National Film Awards won by Srijit Mukherji
| Film | Year (Award Ceremony) | Award Category | Ref |
|---|---|---|---|
| Chotushkone | 2015 (62nd) | National Film Award for Best Director |  |
| Chotushkone | 2015 (62nd) | National Film Award for Best Original Screenplay |  |
| Ek Je Chhilo Raja | 2019 (66th) | National Film Award for Best Feature Film in Bengali |  |
| Gumnaami | 2020 (67th) | National Film Award for Best Adapted Screenplay |  |
| Gumnaami | 2020 (67th) | National Film Award for Best Feature Film in Bengali |  |

- Best Director for Chotushkone at the 62nd National Awards (2014)
- Best Original Screenplay for Chotushkone at the 62nd National Awards (2014)
- Best Adapted Screenplay for Gumnaami at the 67th National Awards (2019)
- Best Director (Bengali) for Ek Je Chhilo Raja at the 66th National Awards (2018)
- Best Director (Bengali) for Gumnaami at the 67th National Awards (2019)

International Awards

- Best Director for Ek Je Chhilo Raja at 20th Rainbow Film Festival, London (2018)
- Best Story for Vinci Da at 21st Rainbow Film Festival, London (2019)
- Best Film for Ek Je Chhilo Raja at 17th Dhaka International Film Festival (2019)
- Best Screenplay for Padatik at the 24th New York Indian Film Festival (2024)
- Best Director for Baishe Srabon at International Bangla Film Academy Awards (2011)
- Best Screenplay for Baishe Srabon at International Bangla Film Academy Awards (2011)
- Best Director for Shotyi Bole Shotyi Kichhu Nei at the 26th Rainbow Film Festival, London (2025)

Filmfare Awards

- Best Story for Vinci Da (2019)
- Best Film for Vinci Da (2019)
- Best Screenplay for Dwitiyo Purush (2020)
- Best Screenplay for Padatik (2024)

WBFJA Awards (Oldest Film Awards in India)

- Best Director for Ek Je Chhilo Raja (2018)
- Best Lyricist for Ahare Mon (2018)
- Best Screenplay for Dwitiyo Purush (2020)
- Best Director for Padatik (2024)

State Awards (Govt.
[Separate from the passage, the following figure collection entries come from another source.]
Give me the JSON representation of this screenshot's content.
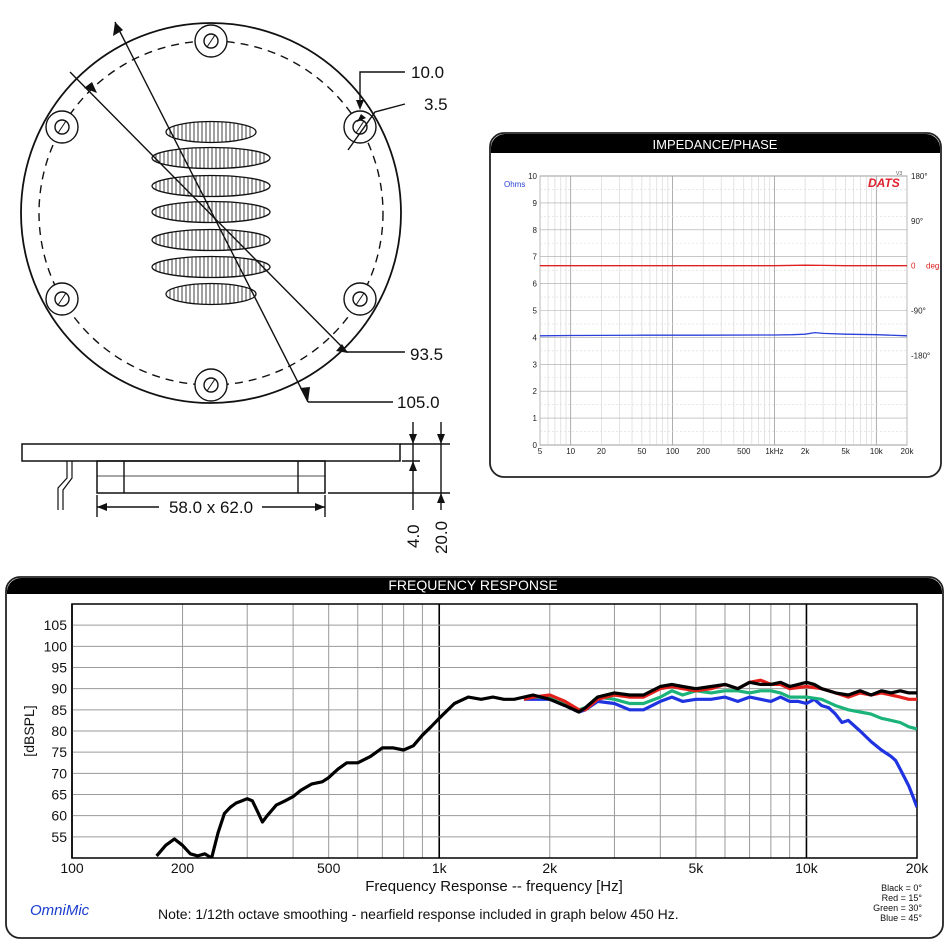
{
  "drawing": {
    "dim_outer": "105.0",
    "dim_bolt_circle": "93.5",
    "dim_counterbore": "10.0",
    "dim_hole": "3.5",
    "dim_cutout": "58.0 x 62.0",
    "dim_flange": "4.0",
    "dim_depth": "20.0"
  },
  "impedance": {
    "header": "IMPEDANCE/PHASE",
    "left_unit": "Ohms",
    "right_unit": "deg",
    "logo": "DATS",
    "logo_sup": "V3",
    "colors": {
      "magnitude": "#2a3fd9",
      "phase": "#e02020",
      "grid": "#bfbfbf"
    }
  },
  "frequency": {
    "header": "FREQUENCY RESPONSE",
    "brand": "OmniMic",
    "note": "Note:  1/12th octave smoothing - nearfield response included in graph below 450 Hz.",
    "colors": {
      "black": "#000000",
      "red": "#e3201b",
      "green": "#1bb37a",
      "blue": "#1f33e0"
    }
  },
  "chart_data": [
    {
      "type": "line",
      "title": "IMPEDANCE/PHASE",
      "xscale": "log",
      "xlim": [
        5,
        20000
      ],
      "x_ticks": [
        5,
        10,
        20,
        50,
        100,
        200,
        500,
        1000,
        2000,
        5000,
        10000,
        20000
      ],
      "x_tick_labels": [
        "5",
        "10",
        "20",
        "50",
        "100",
        "200",
        "500",
        "1kHz",
        "2k",
        "5k",
        "10k",
        "20k"
      ],
      "ylabel": "Ohms",
      "ylim": [
        0,
        10
      ],
      "y_ticks": [
        0,
        1,
        2,
        3,
        4,
        5,
        6,
        7,
        8,
        9,
        10
      ],
      "y_tick_labels": [
        "0",
        "1",
        "2",
        "3",
        "4",
        "5",
        "6",
        "7",
        "8",
        "9",
        "10"
      ],
      "y2label": "deg",
      "y2lim": [
        -360,
        180
      ],
      "y2_ticks": [
        180,
        90,
        0,
        -90,
        -180
      ],
      "y2_tick_labels": [
        "180°",
        "90°",
        "0",
        "-90°",
        "-180°"
      ],
      "grid": true,
      "series": [
        {
          "key": "magnitude",
          "axis": "left",
          "x": [
            5,
            10,
            50,
            200,
            1000,
            1500,
            2000,
            2500,
            3000,
            5000,
            10000,
            20000
          ],
          "y": [
            4.06,
            4.07,
            4.08,
            4.08,
            4.09,
            4.1,
            4.12,
            4.18,
            4.15,
            4.12,
            4.1,
            4.06
          ]
        },
        {
          "key": "phase",
          "axis": "right",
          "x": [
            5,
            100,
            1000,
            2000,
            3000,
            5000,
            10000,
            20000
          ],
          "y": [
            0,
            0,
            0,
            1,
            0.5,
            0,
            0,
            0
          ]
        }
      ]
    },
    {
      "type": "line",
      "title": "FREQUENCY RESPONSE",
      "xlabel": "Frequency Response -- frequency [Hz]",
      "ylabel": "[dBSPL]",
      "xscale": "log",
      "xlim": [
        100,
        20000
      ],
      "x_ticks": [
        100,
        200,
        500,
        1000,
        2000,
        5000,
        10000,
        20000
      ],
      "x_tick_labels": [
        "100",
        "200",
        "500",
        "1k",
        "2k",
        "5k",
        "10k",
        "20k"
      ],
      "ylim": [
        50,
        110
      ],
      "y_ticks": [
        55,
        60,
        65,
        70,
        75,
        80,
        85,
        90,
        95,
        100,
        105
      ],
      "y_tick_labels": [
        "55",
        "60",
        "65",
        "70",
        "75",
        "80",
        "85",
        "90",
        "95",
        "100",
        "105"
      ],
      "grid": true,
      "legend": [
        "Black = 0°",
        "Red = 15°",
        "Green = 30°",
        "Blue = 45°"
      ],
      "legend_position": "bottom-right",
      "series": [
        {
          "key": "black",
          "x": [
            170,
            180,
            190,
            200,
            210,
            220,
            230,
            240,
            250,
            260,
            270,
            280,
            290,
            300,
            310,
            320,
            330,
            340,
            360,
            380,
            400,
            420,
            450,
            480,
            500,
            530,
            560,
            600,
            650,
            700,
            750,
            800,
            850,
            900,
            950,
            1000,
            1100,
            1200,
            1300,
            1400,
            1500,
            1600,
            1800,
            2000,
            2200,
            2400,
            2500,
            2700,
            3000,
            3300,
            3600,
            4000,
            4300,
            4600,
            5000,
            5500,
            6000,
            6500,
            7000,
            7500,
            8000,
            8500,
            9000,
            9500,
            10000,
            10500,
            11000,
            12000,
            13000,
            14000,
            15000,
            16000,
            17000,
            18000,
            19000,
            20000
          ],
          "y": [
            50.5,
            53,
            54.5,
            53,
            51,
            50.5,
            51,
            50,
            56,
            60.5,
            62,
            63,
            63.5,
            64,
            63.5,
            61,
            58.5,
            60,
            62.5,
            63.5,
            64.5,
            66,
            67.5,
            68,
            69,
            71,
            72.5,
            72.5,
            74,
            76,
            76,
            75.5,
            76.5,
            79,
            81,
            83,
            86.5,
            88,
            87.5,
            88,
            87.5,
            87.5,
            88.5,
            87.5,
            86,
            84.5,
            85.5,
            88,
            89,
            88.5,
            88.5,
            90.5,
            91,
            90.5,
            90,
            90.5,
            91,
            90,
            91.5,
            91,
            91,
            91.5,
            90.5,
            91,
            91.5,
            91,
            90,
            89,
            88.5,
            89.5,
            88.5,
            89.5,
            89,
            89.5,
            89,
            89
          ]
        },
        {
          "key": "red",
          "x": [
            1700,
            1800,
            2000,
            2200,
            2400,
            2500,
            2700,
            3000,
            3300,
            3600,
            4000,
            4300,
            4600,
            5000,
            5500,
            6000,
            6500,
            7000,
            7500,
            8000,
            8500,
            9000,
            10000,
            11000,
            12000,
            13000,
            14000,
            15000,
            16000,
            17000,
            18000,
            19000,
            20000
          ],
          "y": [
            87.5,
            88,
            88.5,
            87,
            85,
            85,
            87.5,
            88.5,
            88,
            88,
            90,
            90.5,
            90,
            89.5,
            90,
            91,
            90,
            91.5,
            92,
            91,
            91,
            90,
            90.5,
            90,
            89,
            88,
            89,
            88.5,
            89,
            88.5,
            88,
            87.5,
            87.5
          ]
        },
        {
          "key": "green",
          "x": [
            1700,
            1800,
            2000,
            2200,
            2400,
            2500,
            2700,
            3000,
            3300,
            3600,
            4000,
            4300,
            4600,
            5000,
            5500,
            6000,
            6500,
            7000,
            7500,
            8000,
            8500,
            9000,
            10000,
            11000,
            12000,
            13000,
            14000,
            15000,
            16000,
            17000,
            18000,
            19000,
            20000
          ],
          "y": [
            87.5,
            88,
            88,
            86.5,
            85,
            85.5,
            88,
            87.5,
            86.5,
            86.5,
            88,
            89.5,
            88.5,
            89.5,
            89,
            89.5,
            89.5,
            89,
            89.5,
            89.5,
            89,
            88,
            88,
            87.5,
            86,
            85,
            84.5,
            84,
            83,
            82.5,
            82,
            81,
            80.5
          ]
        },
        {
          "key": "blue",
          "x": [
            1700,
            1800,
            2000,
            2200,
            2400,
            2500,
            2700,
            3000,
            3300,
            3600,
            4000,
            4300,
            4600,
            5000,
            5500,
            6000,
            6500,
            7000,
            7500,
            8000,
            8500,
            9000,
            9500,
            10000,
            10500,
            11000,
            11500,
            12000,
            12500,
            13000,
            14000,
            15000,
            16000,
            17000,
            17500,
            18000,
            19000,
            19500,
            20000
          ],
          "y": [
            87.5,
            87.5,
            87.5,
            86,
            84.5,
            85,
            87,
            86.5,
            85,
            85,
            87,
            88,
            87,
            87.5,
            87.5,
            88,
            87,
            88,
            87.5,
            87,
            88,
            87,
            87,
            86.5,
            87.5,
            86,
            85.5,
            84,
            82,
            82.5,
            80,
            77.5,
            75.5,
            74,
            73,
            71,
            67,
            64.5,
            62
          ]
        }
      ]
    }
  ]
}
Of West Bengal)

- Best Film for Autograph at the 10th Telecine Awards (2010)
- Best Director for Autograph at the 10th Telecine Awards (2010)
- Best Director for Baishe Srabon at the 11th Telecine Awards (2011)
- Best Director for Chotushkone at the 14th Telecine Awards (2014)
- Best Film for Vinci Da at the 18th Telecine Awards (2019)
- Best Director (Critics) for Vinci Da at the 18th Telecine Awards (2019)
- Best Film for Gumnaami at the 19th Telecine Awards (2019)
- Best Director (Critics) for Gumnaami at the 19th Telecine Awards (2019)

==Personal life==
Mukherji was in a relationship with actress Swastika Mukherjee; they broke up after filming Jaatishwar in 2014. Later he dated Jaya Ahsan around 2017 for a brief period. Media reports speculated a romantic affair between him and actress Jaya Ahsan during the filming of Bishorjan (2017). Mukherji did not address the rumours directly, but described their relationship being "much more than love".

On 6 December 2019, Mukherji married actress Rafiath Rashid Mithila.